Il rosario è punk?

Feste di carnevale, gioie e dolori. Negli anni ’90 quando non avevi tempo di cercare un costume per la tua prole era tipico vestirli da punk. Jeans strappati, cresta et voilà, il gioco era fatto! Diciamo che già da allora era un movimento che stava perdendo la sua forza di anticonformismo. Trent’anni dopo ci si chiede cosa sia alternativo.

Ovvero: chi può considerarsi un ribelle oggi?

I punk fecero scalpore perché andavano contro a ogni regola morale e religiosa. Ma oggi è così scandaloso che qualcuno faccia altrettanto? Parlando del suo album “La Buona Novella”, Fabrizio de André fece una dichiarazione sul motivo che lo spinse in piena rivoluzione sessantottina a realizzare un disco che parlasse di Gesù: “Si chiamava Gesù di Nazareth e secondo me è stato ed è rimasto il più grande rivoluzionario di tutti i tempi.

Ci stiamo avvicinando alla risposta…

Tu che stai leggendo, ti senti ribelle?

Molti dei presenti leggono articoli cristiani, magari vanno a messa ogni domenica e fanno di Gesù il centro della loro vita personale e familiare.

In quel tempo, Gesù disse ai suoi discepoli: « Avete inteso che fu detto: “Occhio per occhio e dente per dente”; ma io vi dico di non opporvi al malvagio; anzi se uno ti percuote la guancia destra, tu porgigli anche l’altra; e a chi ti vuol chiamare in giudizio per toglierti la tunica, tu lascia anche il mantello. E se uno ti costringerà a fare un miglio, tu fanne con lui due. Dà a chi ti domanda e a chi desidera da te un prestito non volgere le spalle. Avete inteso che fu detto: “Amerai il tuo prossimo e odierai il tuo nemico”; ma io vi dico: amate i vostri nemici e pregate per i vostri persecutori, perché siate figli del Padre vostro celeste, che fa sorgere il suo sole sopra i malvagi e sopra i buoni, e fa piovere sopra i giusti e sopra gli ingiusti. Infatti se amate quelli che vi amano, quale merito ne avete?

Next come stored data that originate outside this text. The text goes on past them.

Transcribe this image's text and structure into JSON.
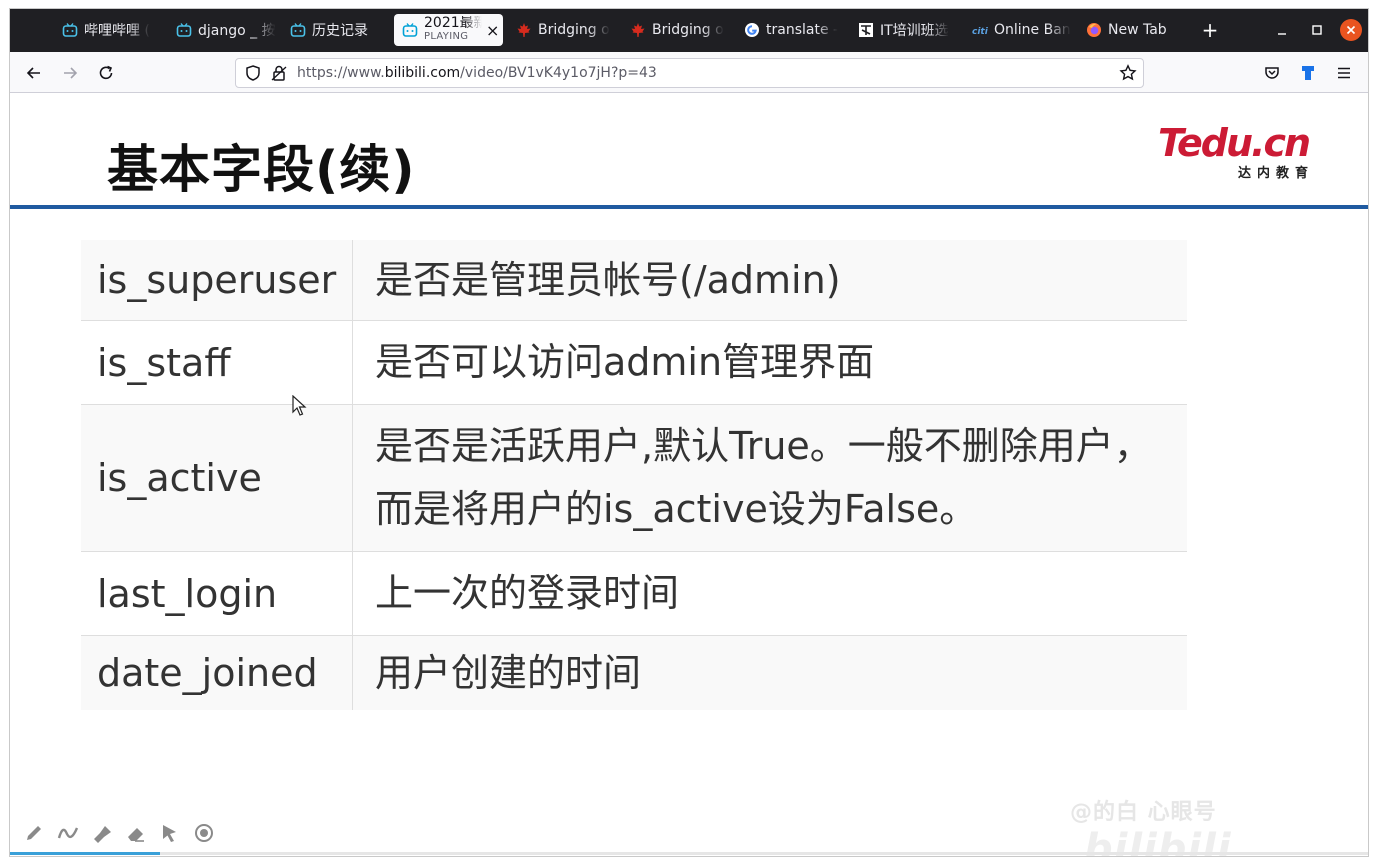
{
  "browser": {
    "tabs": [
      {
        "label": "哔哩哔哩 (",
        "icon": "bilibili-icon",
        "active": false
      },
      {
        "label": "django _ 按",
        "icon": "bilibili-icon",
        "active": false
      },
      {
        "label": "历史记录",
        "icon": "bilibili-icon",
        "active": false
      },
      {
        "label": "2021最新",
        "sublabel": "PLAYING",
        "icon": "bilibili-icon",
        "active": true
      },
      {
        "label": "Bridging o",
        "icon": "maple-leaf-icon",
        "active": false
      },
      {
        "label": "Bridging o",
        "icon": "maple-leaf-icon",
        "active": false
      },
      {
        "label": "translate -",
        "icon": "google-icon",
        "active": false
      },
      {
        "label": "IT培训班选",
        "icon": "site-icon",
        "active": false
      },
      {
        "label": "Online Ban",
        "icon": "bank-icon",
        "active": false
      },
      {
        "label": "New Tab",
        "icon": "firefox-icon",
        "active": false
      }
    ],
    "url_prefix": "https://www.",
    "url_domain": "bilibili.com",
    "url_path": "/video/BV1vK4y1o7jH?p=43",
    "new_tab_symbol": "+",
    "close_tab_symbol": "×"
  },
  "slide": {
    "title": "基本字段(续)",
    "logo_main": "Tedu.cn",
    "logo_sub": "达内教育",
    "rows": [
      {
        "key": "is_superuser",
        "value": "是否是管理员帐号(/admin)"
      },
      {
        "key": "is_staff",
        "value": "是否可以访问admin管理界面"
      },
      {
        "key": "is_active",
        "value": "是否是活跃用户,默认True。一般不删除用户，而是将用户的is_active设为False。"
      },
      {
        "key": "last_login",
        "value": "上一次的登录时间"
      },
      {
        "key": "date_joined",
        "value": "用户创建的时间"
      }
    ]
  },
  "player": {
    "progress": 0.11,
    "watermark_text": "@的白 心眼号",
    "watermark_brand": "bilibili"
  },
  "colors": {
    "accent_rule": "#1f5aa0",
    "logo_red": "#cc1b35",
    "tab_bar": "#1f1f23",
    "close_button": "#e95420"
  }
}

Non fanno così anche i pubblicani? E se date il saluto soltanto ai vostri fratelli, che cosa fate di straordinario? Non fanno così anche i pagani? Siate voi dunque perfetti come è perfetto il Padre vostro celeste. » 

(Mt 5, 38-48)

Ebbene sì, ad oggi sei veramente ribelle!

Nell’epoca di novità e stimoli sempre diversi, oggi avere il coraggio di recitare il rosario nella propria famiglia è decisamente punk (nella foto il fantastico rosario realizzato nella preghiera da Pietro e Filomena, ditemi se c’è qualcosa di più alternativo!). Essere ribelli significa avere il coraggio di fare una scelta diversa: vivere un fidanzamento casto (astinenza), un matrimonio casto (amore ecologico), stare da soli in modo casto (astinenza). Essere ribelli in questo senso significa essere liberi, anche da quelle “libertà” che ci distruggono.

Amare i propri figli in modo incondizionato prendendoli per quello che sono è sicuramente fuori dal coro, ma il fatto veramente straordinario oggi è qualcuno che ama il coniuge anche e soprattutto nel momento in cui non se lo merita. Quello che sfugge ai più è che l’Amore, quello vero, non chiede nulla in cambio ed è solo in questo modo che si può far venire al partner il desiderio di dare il meglio di sé, di ricambiare e sì, anche di cambiare.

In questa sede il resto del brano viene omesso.